The media organisation’s administrators had pinned all their hopes – and the future of their operating budget - on al-Maliki winning a third term. “And despite our warnings, they didn’t do anything to protect themselves in case al-Maliki lost,” Aslawi says. “That’s why things have gotten so bad.”


Shortly before the last general elections in Iraq, held at the end of April this year, Aslawi says the satellite channel, whose name he did not want to reveal for fear of repercussions, received a lot of money from al-Maliki and his allies from out of a special campaign budget. “The money was paid on the condition that the channel changed its policies and supported al-Maliki,” says the young journalist, who adds that he and his colleagues were all shocked when they heard about the deal.  



“The channel became like al-Maliki’s spokesperson,” Aslawi says. “And it stayed that way up until Haider al-Abadi [the new Iraqi prime Minister] was assigned to form a government.”



At that stage, the channel was forced to stop broadcasting for almost two weeks. “And today its fate lies in finding somebody to finance it,” Aslawi notes. “But that seems very unlikely to happen.”


Whores forced out of their jobs?  Forced to work real ones or starve?

It could happen here!

Pacifica Radio could be taken down -- largely because of the waste and theft at WBAI throughout the '00s  and because All Media Whore Amy Goodman scammed Pacifica and walked away with millions.  The Nation has the coffers filled enough to continue online but print is iffy by the financial projections they hope no one leaks to the media.  (Will I or won't I? -- that is the question.) Others are even more worse off.

And should be.

Your loyalty should be to your listeners and readers.  You shouldn't whore yourself out for the powerful.  When someone's in the Oval Office, they have not just the Secret Service but also a team of rabid attack dogs to defend them.  They don't need the so-called press whoring to protect them.

But democracy does need a real press.

And Panhandle Media has failed the country and if dried up and disappeared what would we really miss?

Not much at all.

They don't report, they don't do much of anything except explain how awful Republicans are (or anyone who criticizes Barack) and look the other way.

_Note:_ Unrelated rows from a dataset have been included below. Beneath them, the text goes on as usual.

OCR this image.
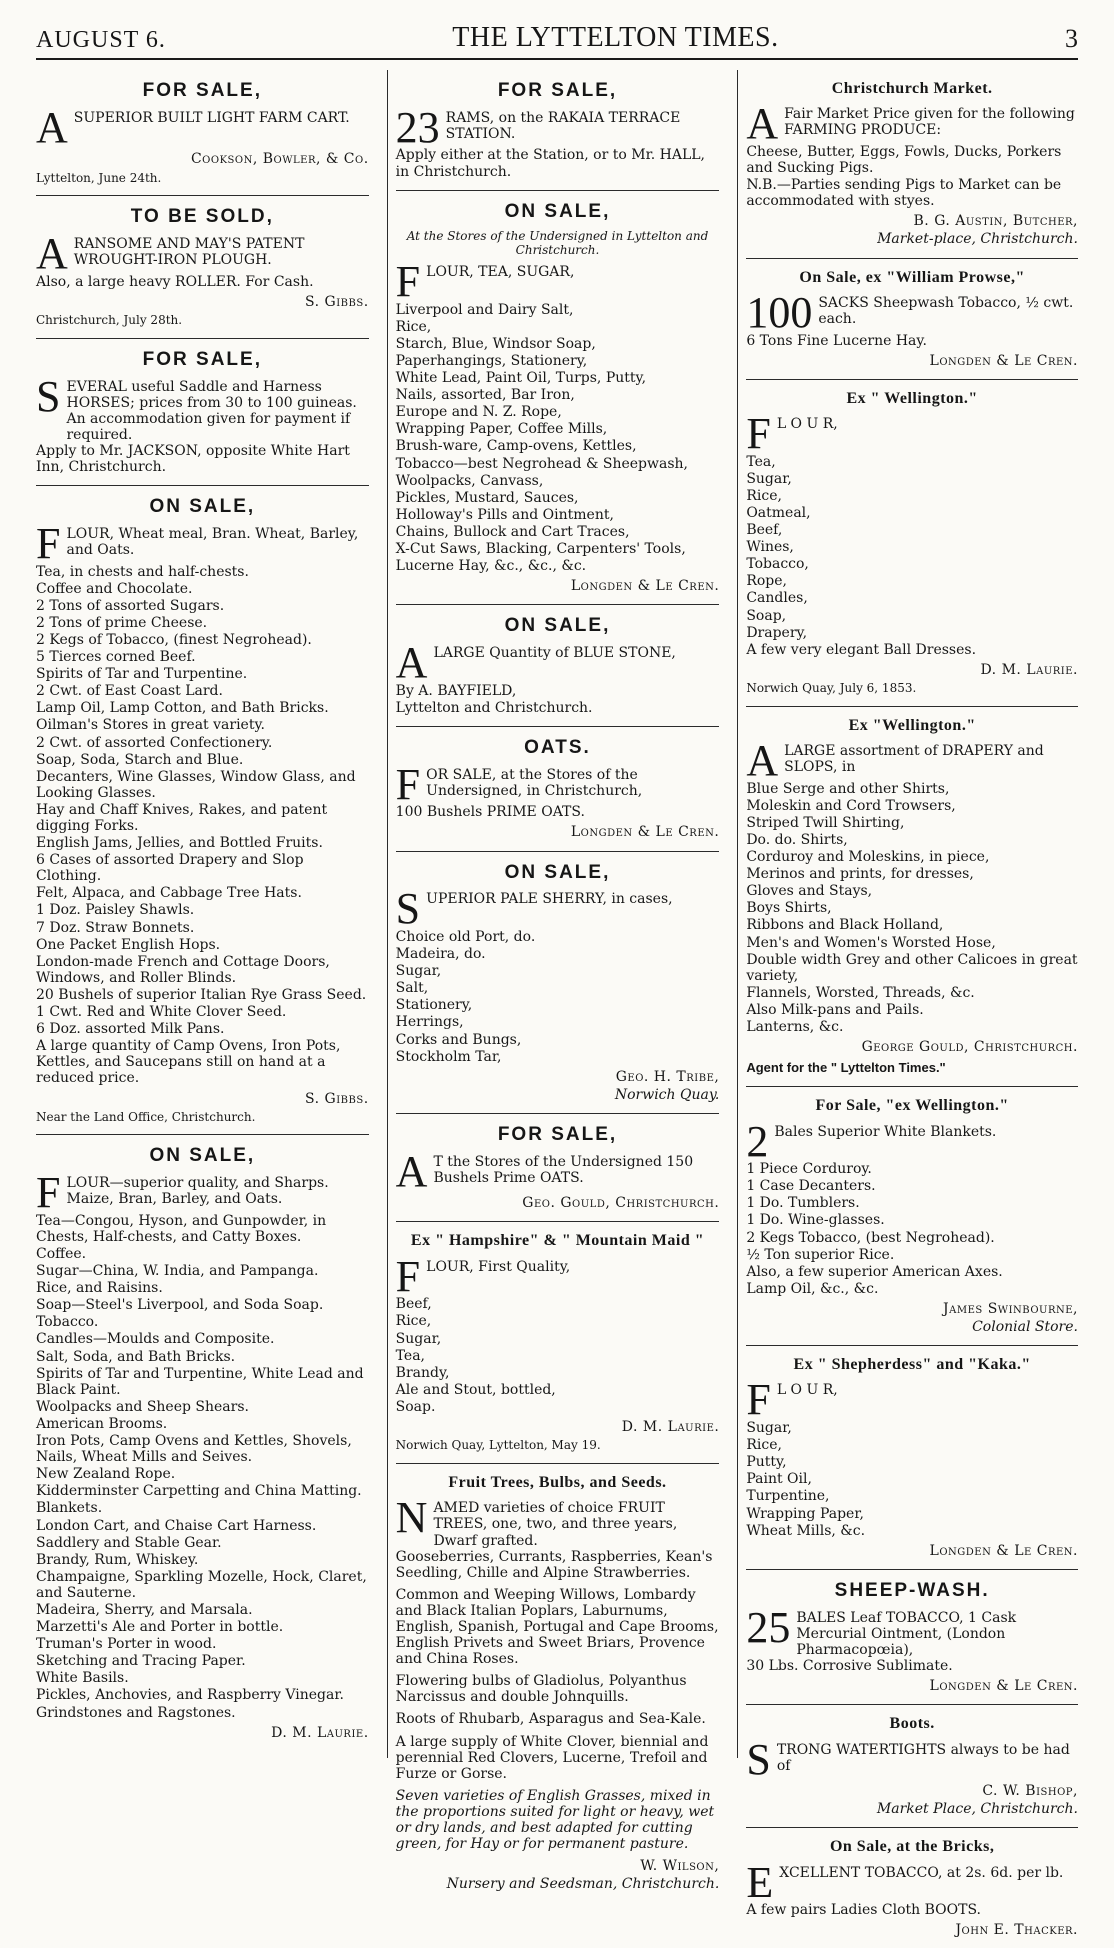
AUGUST 6.	THE LYTTELTON TIMES.	3
FOR SALE,
A SUPERIOR BUILT LIGHT FARM CART.
Cookson, Bowler, & Co.
Lyttelton, June 24th.
TO BE SOLD,
A RANSOME AND MAY'S PATENT WROUGHT-IRON PLOUGH.
Also, a large heavy ROLLER. For Cash.
S. Gibbs.
Christchurch, July 28th.
FOR SALE,
S EVERAL useful Saddle and Harness HORSES; prices from 30 to 100 guineas. An accommodation given for payment if required.
Apply to Mr. JACKSON, opposite White Hart Inn, Christchurch.
ON SALE,
F LOUR, Wheat meal, Bran. Wheat, Barley, and Oats.
Tea, in chests and half-chests.
Coffee and Chocolate.
2 Tons of assorted Sugars.
2 Tons of prime Cheese.
2 Kegs of Tobacco, (finest Negrohead).
5 Tierces corned Beef.
Spirits of Tar and Turpentine.
2 Cwt. of East Coast Lard.
Lamp Oil, Lamp Cotton, and Bath Bricks.
Oilman's Stores in great variety.
2 Cwt. of assorted Confectionery.
Soap, Soda, Starch and Blue.
Decanters, Wine Glasses, Window Glass, and Looking Glasses.
Hay and Chaff Knives, Rakes, and patent digging Forks.
English Jams, Jellies, and Bottled Fruits.
6 Cases of assorted Drapery and Slop Clothing.
Felt, Alpaca, and Cabbage Tree Hats.
1 Doz. Paisley Shawls.
7 Doz. Straw Bonnets.
One Packet English Hops.
London-made French and Cottage Doors, Windows, and Roller Blinds.
20 Bushels of superior Italian Rye Grass Seed.
1 Cwt. Red and White Clover Seed.
6 Doz. assorted Milk Pans.
A large quantity of Camp Ovens, Iron Pots, Kettles, and Saucepans still on hand at a reduced price.
S. Gibbs.
Near the Land Office, Christchurch.
ON SALE,
F LOUR—superior quality, and Sharps. Maize, Bran, Barley, and Oats.
Tea—Congou, Hyson, and Gunpowder, in Chests, Half-chests, and Catty Boxes.
Coffee.
Sugar—China, W. India, and Pampanga.
Rice, and Raisins.
Soap—Steel's Liverpool, and Soda Soap.
Tobacco.
Candles—Moulds and Composite.
Salt, Soda, and Bath Bricks.
Spirits of Tar and Turpentine, White Lead and Black Paint.
Woolpacks and Sheep Shears.
American Brooms.
Iron Pots, Camp Ovens and Kettles, Shovels, Nails, Wheat Mills and Seives.
New Zealand Rope.
Kidderminster Carpetting and China Matting.
Blankets.
London Cart, and Chaise Cart Harness.
Saddlery and Stable Gear.
Brandy, Rum, Whiskey.
Champaigne, Sparkling Mozelle, Hock, Claret, and Sauterne.
Madeira, Sherry, and Marsala.
Marzetti's Ale and Porter in bottle.
Truman's Porter in wood.
Sketching and Tracing Paper.
White Basils.
Pickles, Anchovies, and Raspberry Vinegar.
Grindstones and Ragstones.
D. M. Laurie.
FOR SALE,
23 RAMS, on the RAKAIA TERRACE STATION.
Apply either at the Station, or to Mr. HALL, in Christchurch.
ON SALE,
At the Stores of the Undersigned in Lyttelton and Christchurch.
F LOUR, TEA, SUGAR,
Liverpool and Dairy Salt,
Rice,
Starch, Blue, Windsor Soap,
Paperhangings, Stationery,
White Lead, Paint Oil, Turps, Putty,
Nails, assorted, Bar Iron,
Europe and N. Z. Rope,
Wrapping Paper, Coffee Mills,
Brush-ware, Camp-ovens, Kettles,
Tobacco—best Negrohead & Sheepwash,
Woolpacks, Canvass,
Pickles, Mustard, Sauces,
Holloway's Pills and Ointment,
Chains, Bullock and Cart Traces,
X-Cut Saws, Blacking, Carpenters' Tools,
Lucerne Hay, &c., &c., &c.
Longden & Le Cren.
ON SALE,
A LARGE Quantity of BLUE STONE,
By A. BAYFIELD,
Lyttelton and Christchurch.
OATS.
F OR SALE, at the Stores of the Undersigned, in Christchurch,
100 Bushels PRIME OATS.
Longden & Le Cren.
ON SALE,
S UPERIOR PALE SHERRY, in cases,
Choice old Port, do.
Madeira, do.
Sugar,
Salt,
Stationery,
Herrings,
Corks and Bungs,
Stockholm Tar,
Geo. H. Tribe,
Norwich Quay.
FOR SALE,
A T the Stores of the Undersigned 150 Bushels Prime OATS.
Geo. Gould, Christchurch.
Ex " Hampshire" & " Mountain Maid "
F LOUR, First Quality,
Beef,
Rice,
Sugar,
Tea,
Brandy,
Ale and Stout, bottled,
Soap.
D. M. Laurie.
Norwich Quay, Lyttelton, May 19.
Fruit Trees, Bulbs, and Seeds.
N AMED varieties of choice FRUIT TREES, one, two, and three years, Dwarf grafted.
Gooseberries, Currants, Raspberries, Kean's Seedling, Chille and Alpine Strawberries.
Common and Weeping Willows, Lombardy and Black Italian Poplars, Laburnums, English, Spanish, Portugal and Cape Brooms, English Privets and Sweet Briars, Provence and China Roses.
Flowering bulbs of Gladiolus, Polyanthus Narcissus and double Johnquills.
Roots of Rhubarb, Asparagus and Sea-Kale.
A large supply of White Clover, biennial and perennial Red Clovers, Lucerne, Trefoil and Furze or Gorse.
Seven varieties of English Grasses, mixed in the proportions suited for light or heavy, wet or dry lands, and best adapted for cutting green, for Hay or for permanent pasture.
W. Wilson,
Nursery and Seedsman, Christchurch.
Christchurch Market.
A Fair Market Price given for the following FARMING PRODUCE:
Cheese, Butter, Eggs, Fowls, Ducks, Porkers and Sucking Pigs.
N.B.—Parties sending Pigs to Market can be accommodated with styes.
B. G. Austin, Butcher,
Market-place, Christchurch.
On Sale, ex "William Prowse,"
100 SACKS Sheepwash Tobacco, ½ cwt. each.
6 Tons Fine Lucerne Hay.
Longden & Le Cren.
Ex " Wellington."
F L O U R,
Tea,
Sugar,
Rice,
Oatmeal,
Beef,
Wines,
Tobacco,
Rope,
Candles,
Soap,
Drapery,
A few very elegant Ball Dresses.
D. M. Laurie.
Norwich Quay, July 6, 1853.
Ex "Wellington."
A LARGE assortment of DRAPERY and SLOPS, in
Blue Serge and other Shirts,
Moleskin and Cord Trowsers,
Striped Twill Shirting,
Do. do. Shirts,
Corduroy and Moleskins, in piece,
Merinos and prints, for dresses,
Gloves and Stays,
Boys Shirts,
Ribbons and Black Holland,
Men's and Women's Worsted Hose,
Double width Grey and other Calicoes in great variety,
Flannels, Worsted, Threads, &c.
Also Milk-pans and Pails.
Lanterns, &c.
George Gould, Christchurch.
Agent for the " Lyttelton Times."
For Sale, "ex Wellington."
2 Bales Superior White Blankets.
1 Piece Corduroy.
1 Case Decanters.
1 Do. Tumblers.
1 Do. Wine-glasses.
2 Kegs Tobacco, (best Negrohead).
½ Ton superior Rice.
Also, a few superior American Axes.
Lamp Oil, &c., &c.
James Swinbourne,
Colonial Store.
Ex " Shepherdess" and "Kaka."
F L O U R,
Sugar,
Rice,
Putty,
Paint Oil,
Turpentine,
Wrapping Paper,
Wheat Mills, &c.
Longden & Le Cren.
SHEEP-WASH.
25 BALES Leaf TOBACCO, 1 Cask Mercurial Ointment, (London Pharmacopœia),
30 Lbs. Corrosive Sublimate.
Longden & Le Cren.
Boots.
S TRONG WATERTIGHTS always to be had of
C. W. Bishop,
Market Place, Christchurch.
On Sale, at the Bricks,
E XCELLENT TOBACCO, at 2s. 6d. per lb.
A few pairs Ladies Cloth BOOTS.
John E. Thacker.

They don't deserve to be on the air and they certainly don't deserve your money.

In Iraq, whores are being sent packing.

Too bad we can't say the same for the United States.


Lastly, David Bacon's latest book is The Right to Stay Home: How US Policy Drives Mexican Migration. We'll close with this from Bacon's "Tribunal Takes Up Mexico's Migrant 'Hell'" (The Progressive):



MEXICO CITY (10/8/14) -- Just before judges heard testimony on migration at the Permanent People's Tribunal in Mexico City last week, the Mexican government announced a new measure that might have been deliberately intended to show why activists brought the Tribunal to Mexico to begin with, three years ago.  Interior (Gobernacion) Secretary Miguel Angel Osorio Chong told the press that the speed of trains known by migrants as "La Bestia" (The Beast) would be doubled.

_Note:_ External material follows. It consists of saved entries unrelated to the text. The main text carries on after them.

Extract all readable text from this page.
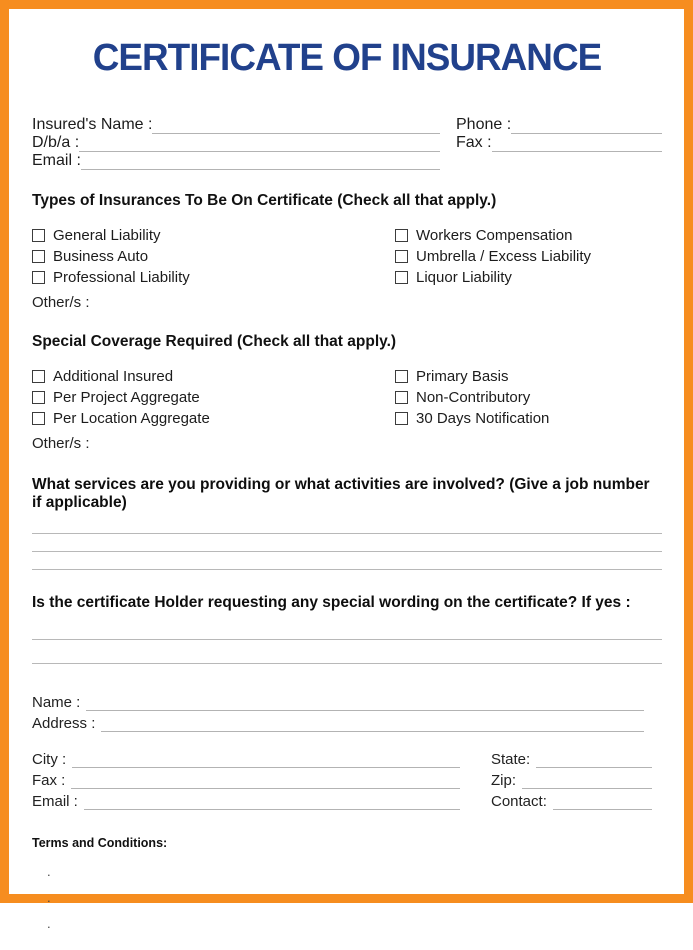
CERTIFICATE OF INSURANCE
Insured's Name :	Phone :
D/b/a :	Fax :
Email :
Types of Insurances To Be On Certificate (Check all that apply.)
General Liability
Business Auto
Professional Liability
Workers Compensation
Umbrella / Excess Liability
Liquor Liability
Other/s :
Special Coverage Required (Check all that apply.)
Additional Insured
Per Project Aggregate
Per Location Aggregate
Primary Basis
Non-Contributory
30 Days Notification
Other/s :
What services are you providing or what activities are involved? (Give a job number if applicable)
Is the certificate Holder requesting any special wording on the certificate? If yes :
Name :
Address :
City :	State:
Fax :	Zip:
Email :	Contact:
Terms and Conditions:
.
.
.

Photos of "La Bestia" have become famous around the world, showing young migrants crowded on top of boxcars, riding the rails from the Guatemala border to near the U.S. It's a slow train, but many boys and girls have lost arms and legs trying to get on or off, and wind up living in limbo in the Casas de Migrantes -- the hostels run by the Catholic Church and other migrant rights activists throughout Mexico.  Osorio Chong said Mexico would require the companies operating the trains - a partnership between mining giant Grupo Mexico and the U.S. corporation Kansas City Southern - to hike their speed to make it harder for the migrants.

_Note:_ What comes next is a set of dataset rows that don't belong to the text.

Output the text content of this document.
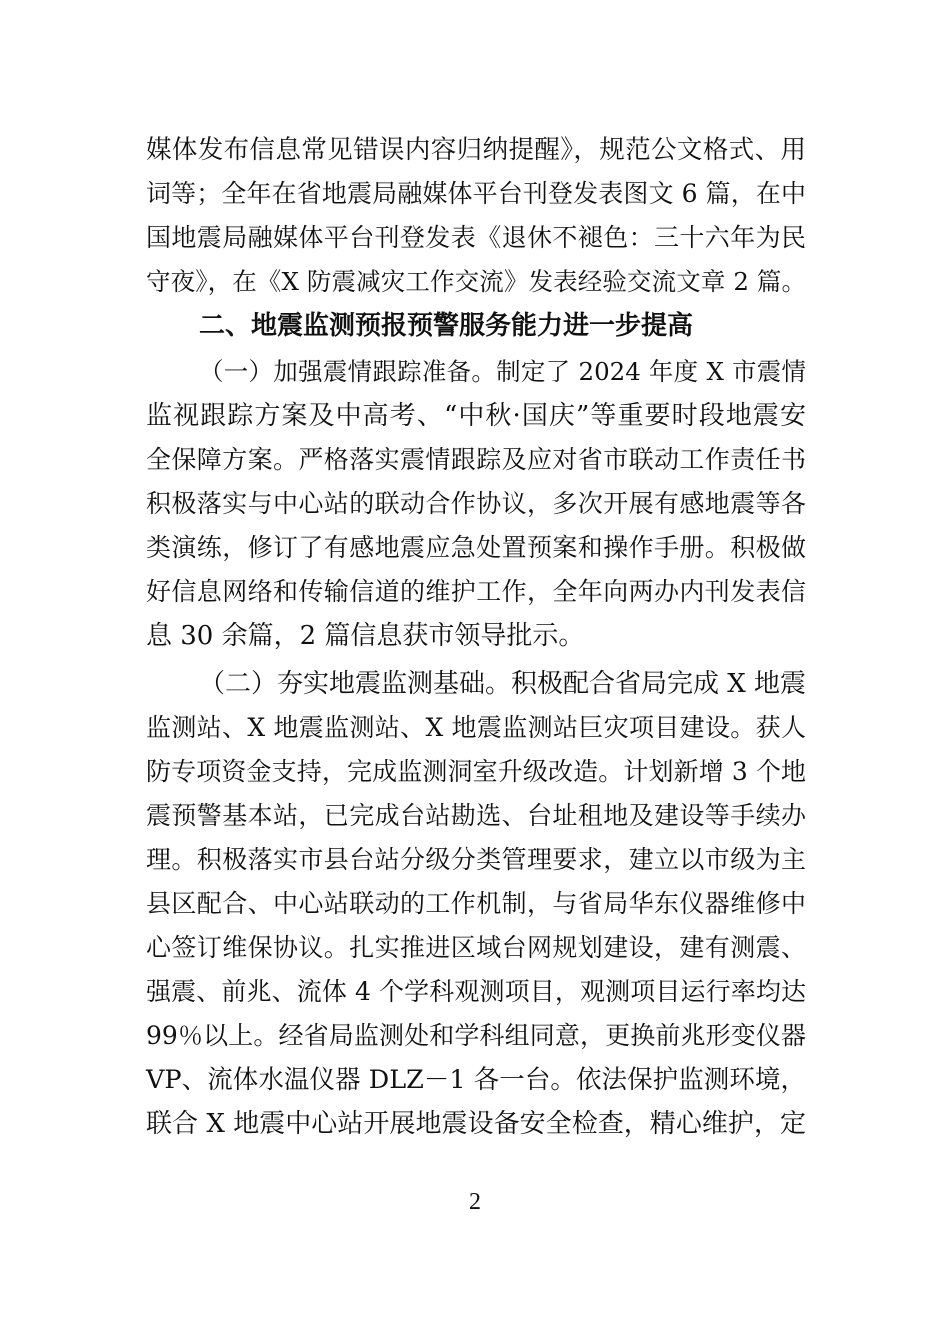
媒体发布信息常见错误内容归纳提醒》，规范公文格式、用
词等；全年在省地震局融媒体平台刊登发表图文 6 篇，在中
国地震局融媒体平台刊登发表《退休不褪色：三十六年为民
守夜》，在《X 防震减灾工作交流》发表经验交流文章 2 篇。
二、地震监测预报预警服务能力进一步提高
（一）加强震情跟踪准备。制定了 2024 年度 X 市震情
监视跟踪方案及中高考、“中秋·国庆”等重要时段地震安
全保障方案。严格落实震情跟踪及应对省市联动工作责任书
积极落实与中心站的联动合作协议，多次开展有感地震等各
类演练，修订了有感地震应急处置预案和操作手册。积极做
好信息网络和传输信道的维护工作，全年向两办内刊发表信
息 30 余篇，2 篇信息获市领导批示。
（二）夯实地震监测基础。积极配合省局完成 X 地震
监测站、X 地震监测站、X 地震监测站巨灾项目建设。获人
防专项资金支持，完成监测洞室升级改造。计划新增 3 个地
震预警基本站，已完成台站勘选、台址租地及建设等手续办
理。积极落实市县台站分级分类管理要求，建立以市级为主
县区配合、中心站联动的工作机制，与省局华东仪器维修中
心签订维保协议。扎实推进区域台网规划建设，建有测震、
强震、前兆、流体 4 个学科观测项目，观测项目运行率均达
99％以上。经省局监测处和学科组同意，更换前兆形变仪器
VP、流体水温仪器 DLZ－1 各一台。依法保护监测环境，
联合 X 地震中心站开展地震设备安全检查，精心维护，定
2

In the Tribunal, young people, giving only their first names out of fear, said they'd see many more severed limbs and deaths as a result, but that it wouldn't stop people from coming.  Armed gangs regularly rob the migrants, they charged, and young people get beaten and raped.  If they're willing to face this, they'll try to get on the trains no matter how fast they go.  "Mexico is a hell for migrants already," fumed Father Pedro Pantoja, who organized the Casa de Migrantes in Saltillo.